Segundo os dados mais recentes, os países mais desiguais do mundo são a África do Sul, Namíbia e Suriname, com índices de 0,630, 0,591 e 0,579, respectivamente. Já os países mais igualitários são a República Eslovaca, Eslovênia e Belarus, com índices respectivos de 0,232, 0,240 e 0,244. O Brasil é um país com desigualdade acima da média mundial, 0,518 ante 0,375.

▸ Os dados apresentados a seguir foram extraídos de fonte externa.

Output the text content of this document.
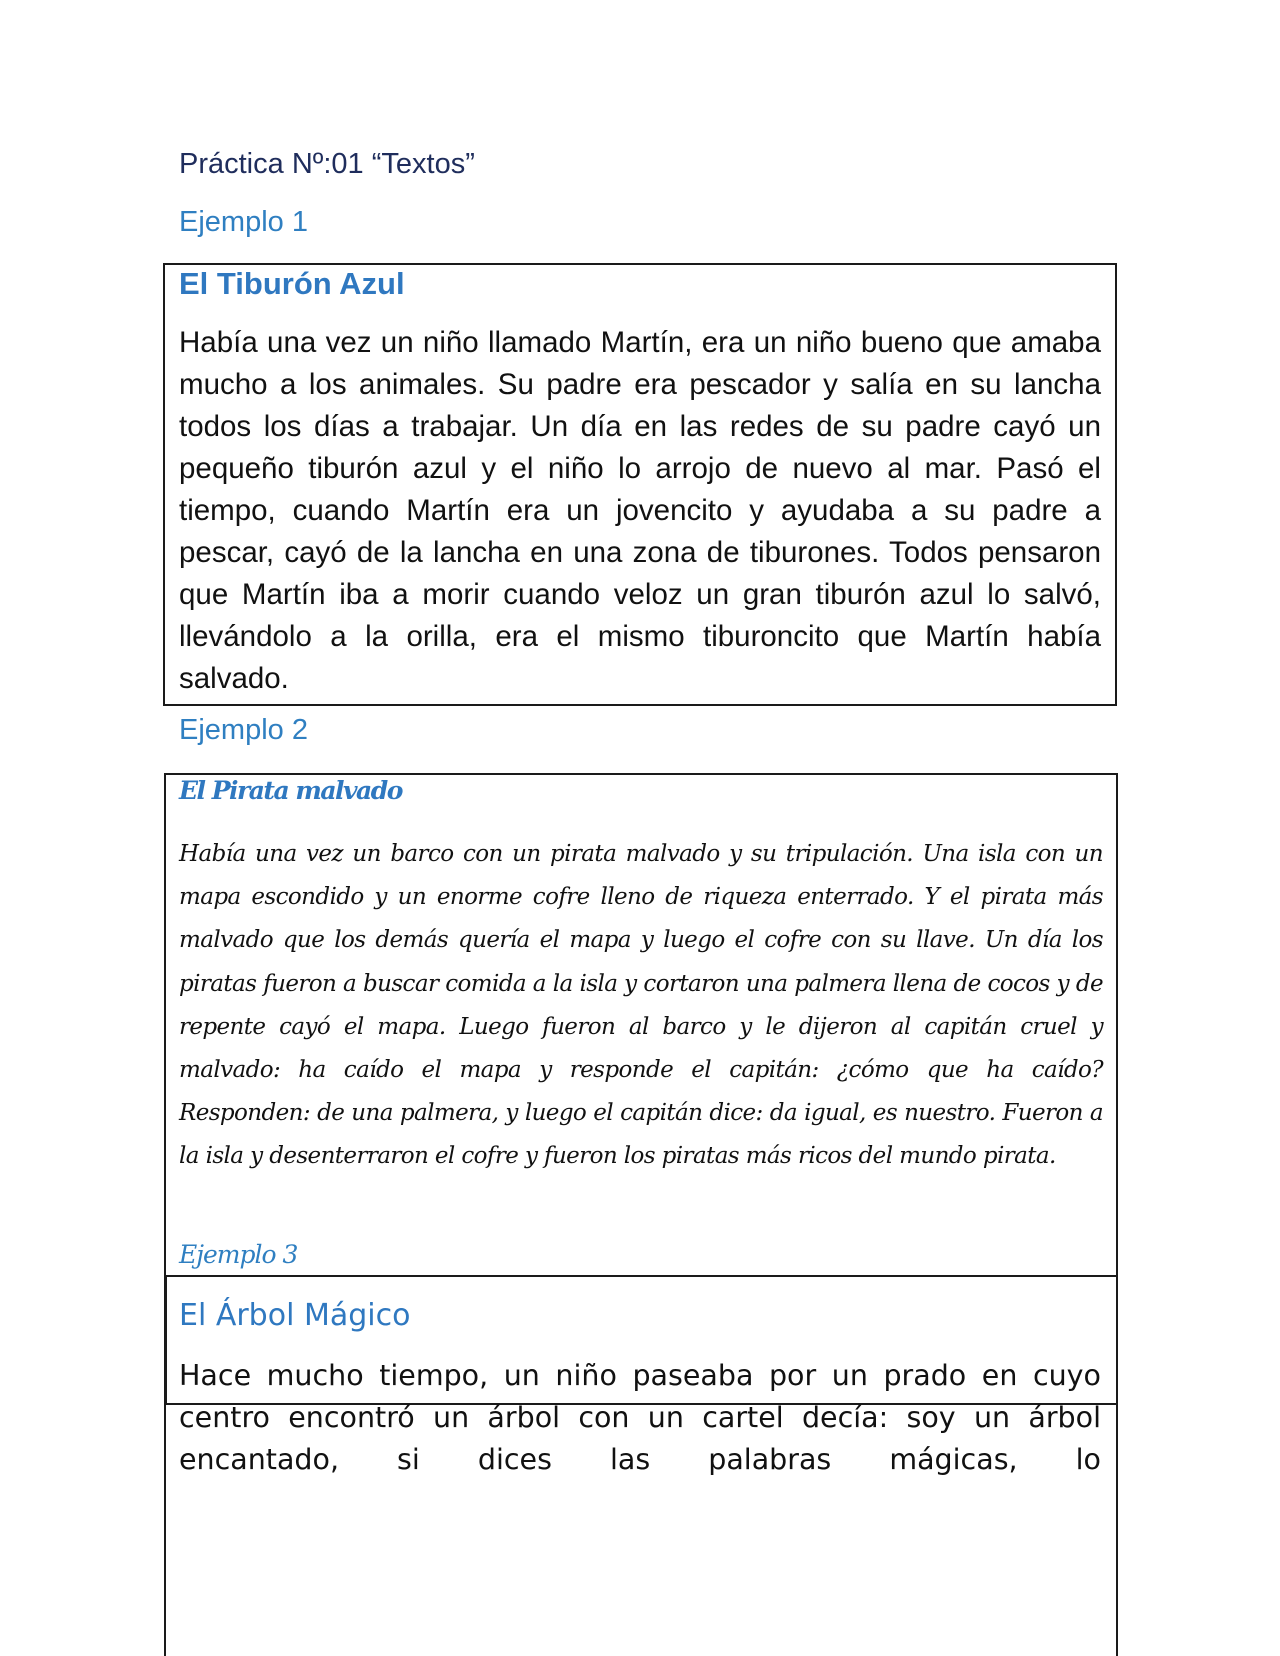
Práctica Nº:01 “Textos”
Ejemplo 1
El Tiburón Azul

Había una vez un niño llamado Martín, era un niño bueno que amaba mucho a los animales. Su padre era pescador y salía en su lancha todos los días a trabajar. Un día en las redes de su padre cayó un pequeño tiburón azul y el niño lo arrojo de nuevo al mar. Pasó el tiempo, cuando Martín era un jovencito y ayudaba a su padre a pescar, cayó de la lancha en una zona de tiburones. Todos pensaron que Martín iba a morir cuando veloz un gran tiburón azul lo salvó, llevándolo a la orilla, era el mismo tiburoncito que Martín había salvado.

Ejemplo 2
El Pirata malvado

Había una vez un barco con un pirata malvado y su tripulación. Una isla con un mapa escondido y un enorme cofre lleno de riqueza enterrado. Y el pirata más malvado que los demás quería el mapa y luego el cofre con su llave. Un día los piratas fueron a buscar comida a la isla y cortaron una palmera llena de cocos y de repente cayó el mapa. Luego fueron al barco y le dijeron al capitán cruel y malvado: ha caído el mapa y responde el capitán: ¿cómo que ha caído? Responden: de una palmera, y luego el capitán dice: da igual, es nuestro. Fueron a la isla y desenterraron el cofre y fueron los piratas más ricos del mundo pirata.

Ejemplo 3
El Árbol Mágico

Hace mucho tiempo, un niño paseaba por un prado en cuyo centro encontró un árbol con un cartel decía: soy un árbol encantado, si dices las palabras mágicas, lo
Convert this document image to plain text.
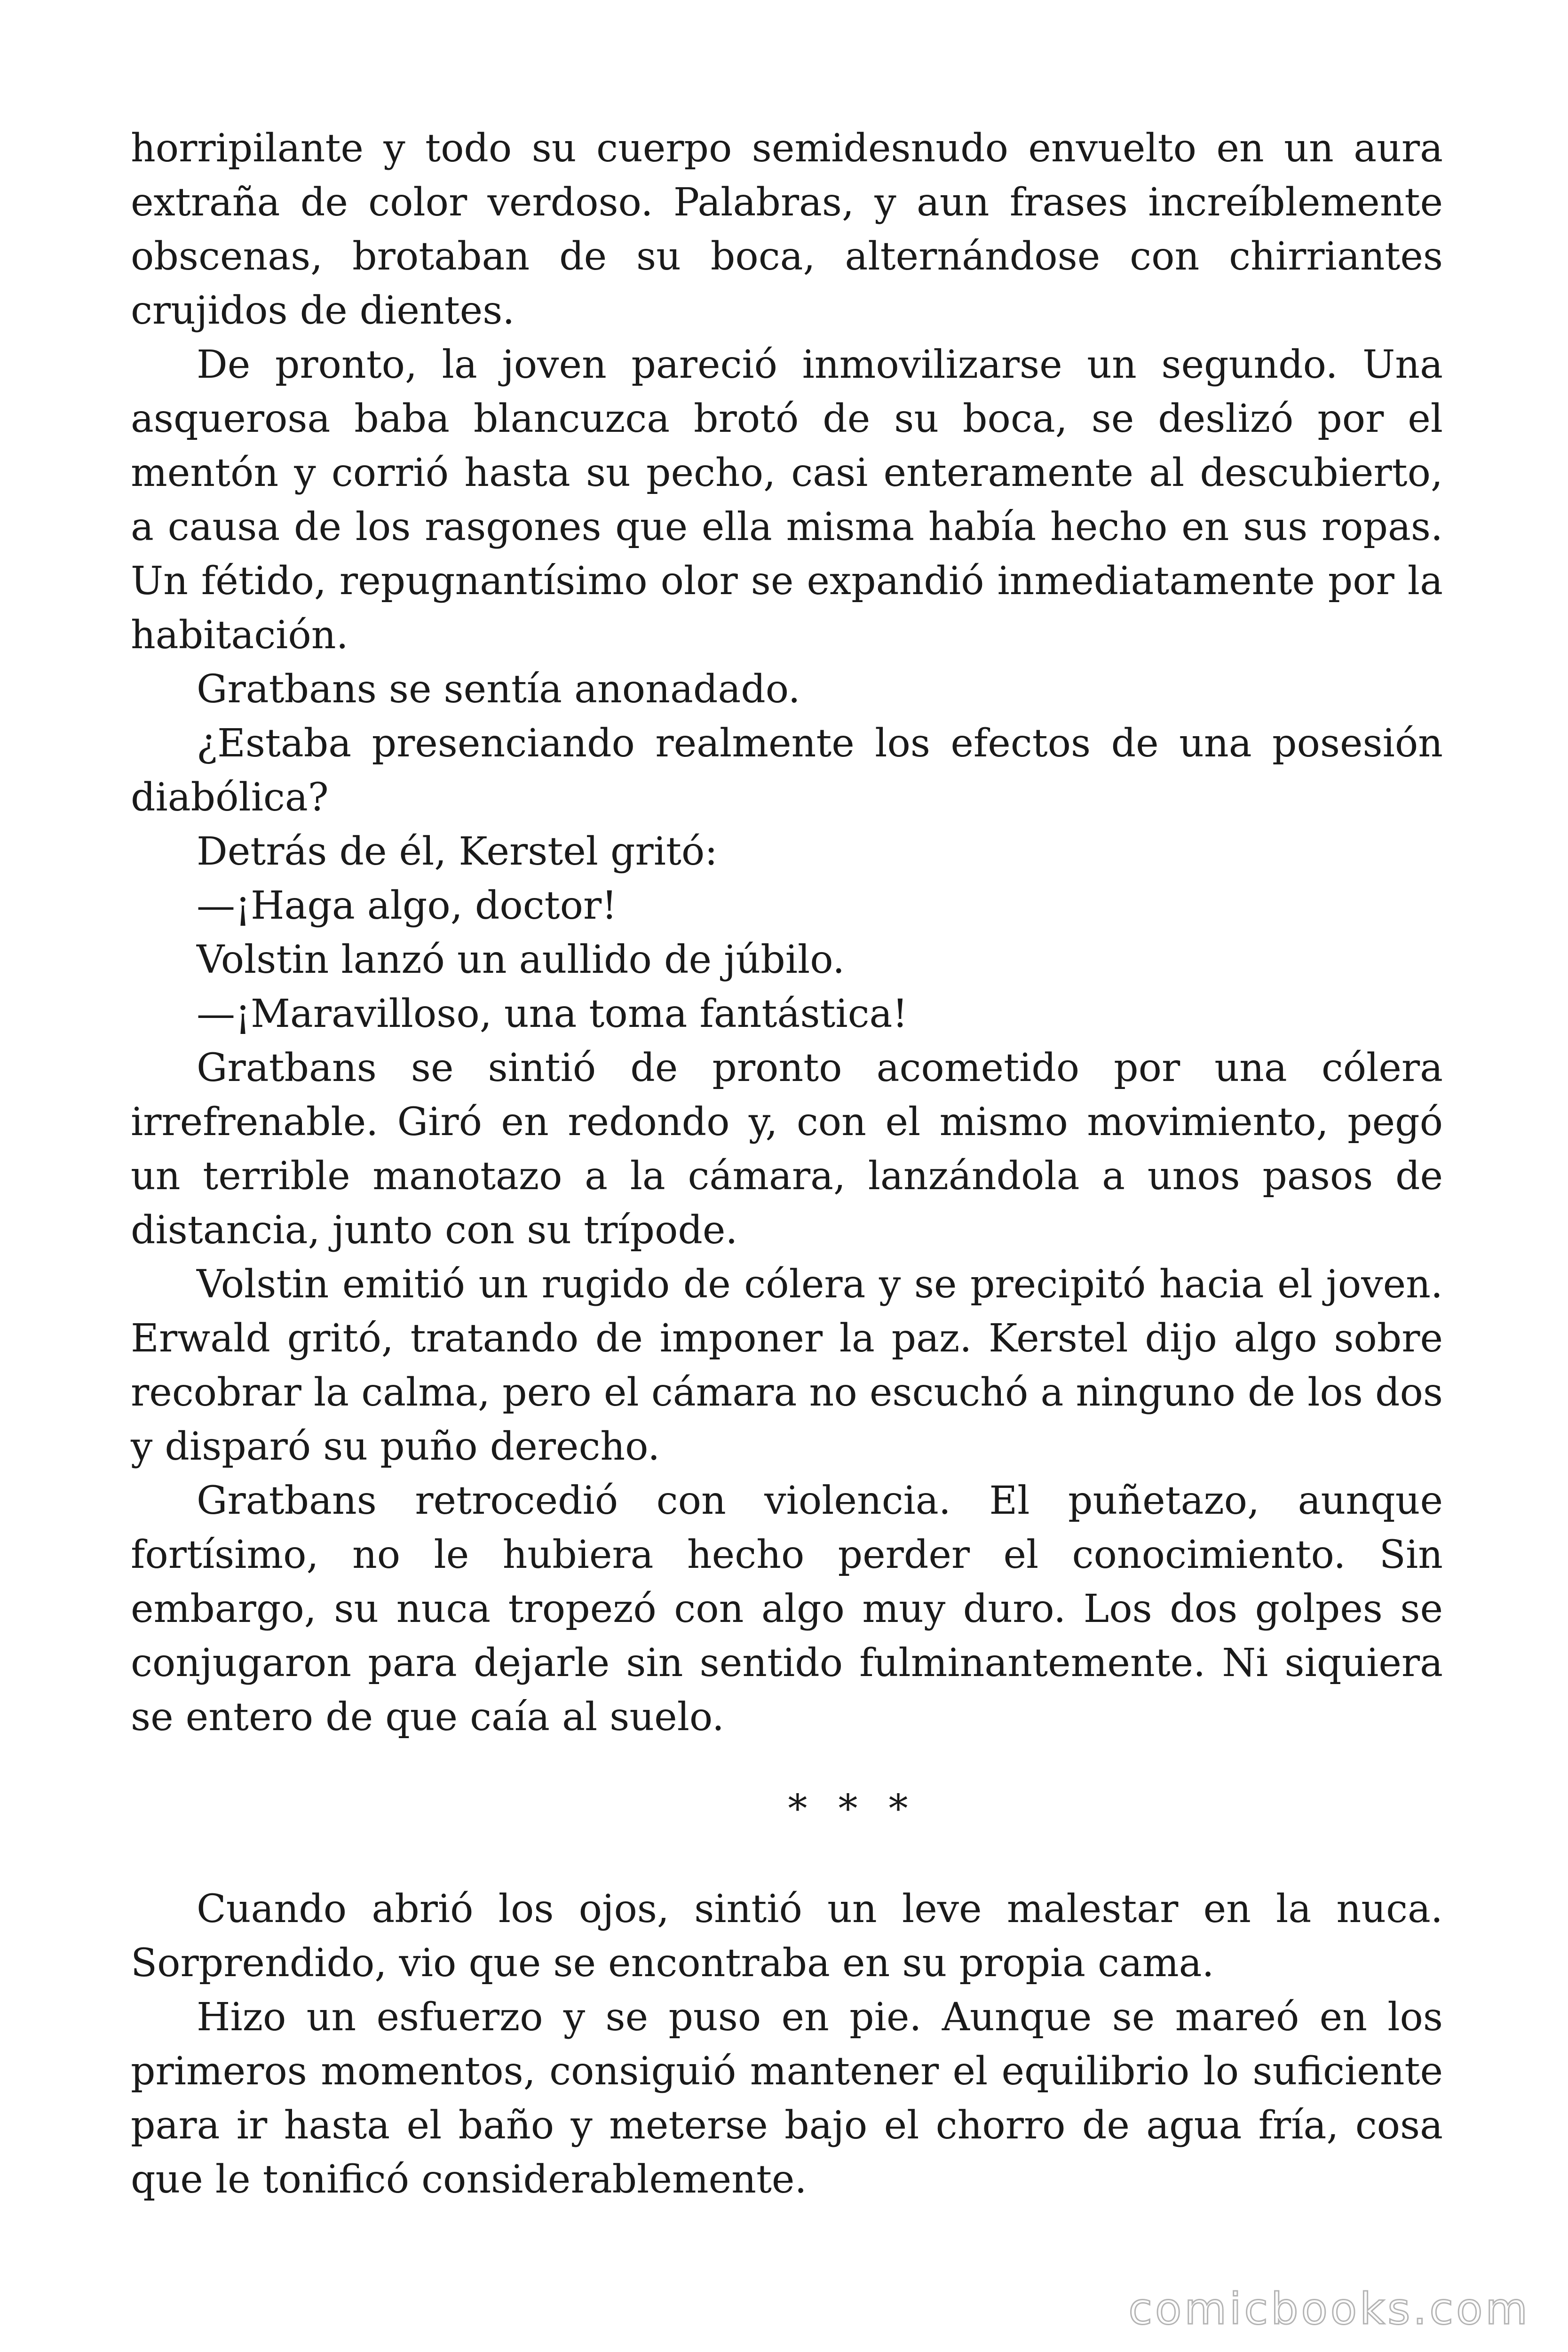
horripilante y todo su cuerpo semidesnudo envuelto en un aura extraña de color verdoso. Palabras, y aun frases increíblemente obscenas, brotaban de su boca, alternándose con chirriantes crujidos de dientes.

De pronto, la joven pareció inmovilizarse un segundo. Una asquerosa baba blancuzca brotó de su boca, se deslizó por el mentón y corrió hasta su pecho, casi enteramente al descubierto, a causa de los rasgones que ella misma había hecho en sus ropas. Un fétido, repugnantísimo olor se expandió inmediatamente por la habitación.

Gratbans se sentía anonadado.

¿Estaba presenciando realmente los efectos de una posesión diabólica?

Detrás de él, Kerstel gritó:

—¡Haga algo, doctor!

Volstin lanzó un aullido de júbilo.

—¡Maravilloso, una toma fantástica!

Gratbans se sintió de pronto acometido por una cólera irrefrenable. Giró en redondo y, con el mismo movimiento, pegó un terrible manotazo a la cámara, lanzándola a unos pasos de distancia, junto con su trípode.

Volstin emitió un rugido de cólera y se precipitó hacia el joven. Erwald gritó, tratando de imponer la paz. Kerstel dijo algo sobre recobrar la calma, pero el cámara no escuchó a ninguno de los dos y disparó su puño derecho.

Gratbans retrocedió con violencia. El puñetazo, aunque fortísimo, no le hubiera hecho perder el conocimiento. Sin embargo, su nuca tropezó con algo muy duro. Los dos golpes se conjugaron para dejarle sin sentido fulminantemente. Ni siquiera se entero de que caía al suelo.

* * *

Cuando abrió los ojos, sintió un leve malestar en la nuca. Sorprendido, vio que se encontraba en su propia cama.

Hizo un esfuerzo y se puso en pie. Aunque se mareó en los primeros momentos, consiguió mantener el equilibrio lo suficiente para ir hasta el baño y meterse bajo el chorro de agua fría, cosa que le tonificó considerablemente.

comicbooks.com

E como o índice de Gini se comportou no país durante a pandemia? Segundo dados do IBGE, houve queda de 0,544 em 2019 para 0,518 em 2022 no Brasil. Dentre as grandes regiões, o Gini do Nordeste teve a maior redução, passando de 0.560 em 2019 para 0.517 em 2022. No entanto a região ainda apresenta o maior índice do país, ao passo que a região Sul é a menos desigual (índice de Gini de 0,458 em 2022).
Dentre os estados do Nordeste, Pernambuco teve a maior queda da desigualdade durante a pandemia, medida pelo índice de Gini, que recuou de 0,574 em 2019 para 0,515 em 2022. A segunda maior redução foi observada em Sergipe, com queda de 0,581 para 0,528 no índice de Gini. Já na Paraíba o índice praticamente não se alterou durante a pandemia, em contraste com os demais estados da região. Antes da pandemia os estados mais (menos) desiguais do Nordeste eram Sergipe (Alagoas), e em 2022 Paraíba (Maranhão) ocupavam tais posições. Considerando apenas as três maiores economias regionais, a Bahia era menos desigual em 2022, seguida por Pernambuco e Ceará.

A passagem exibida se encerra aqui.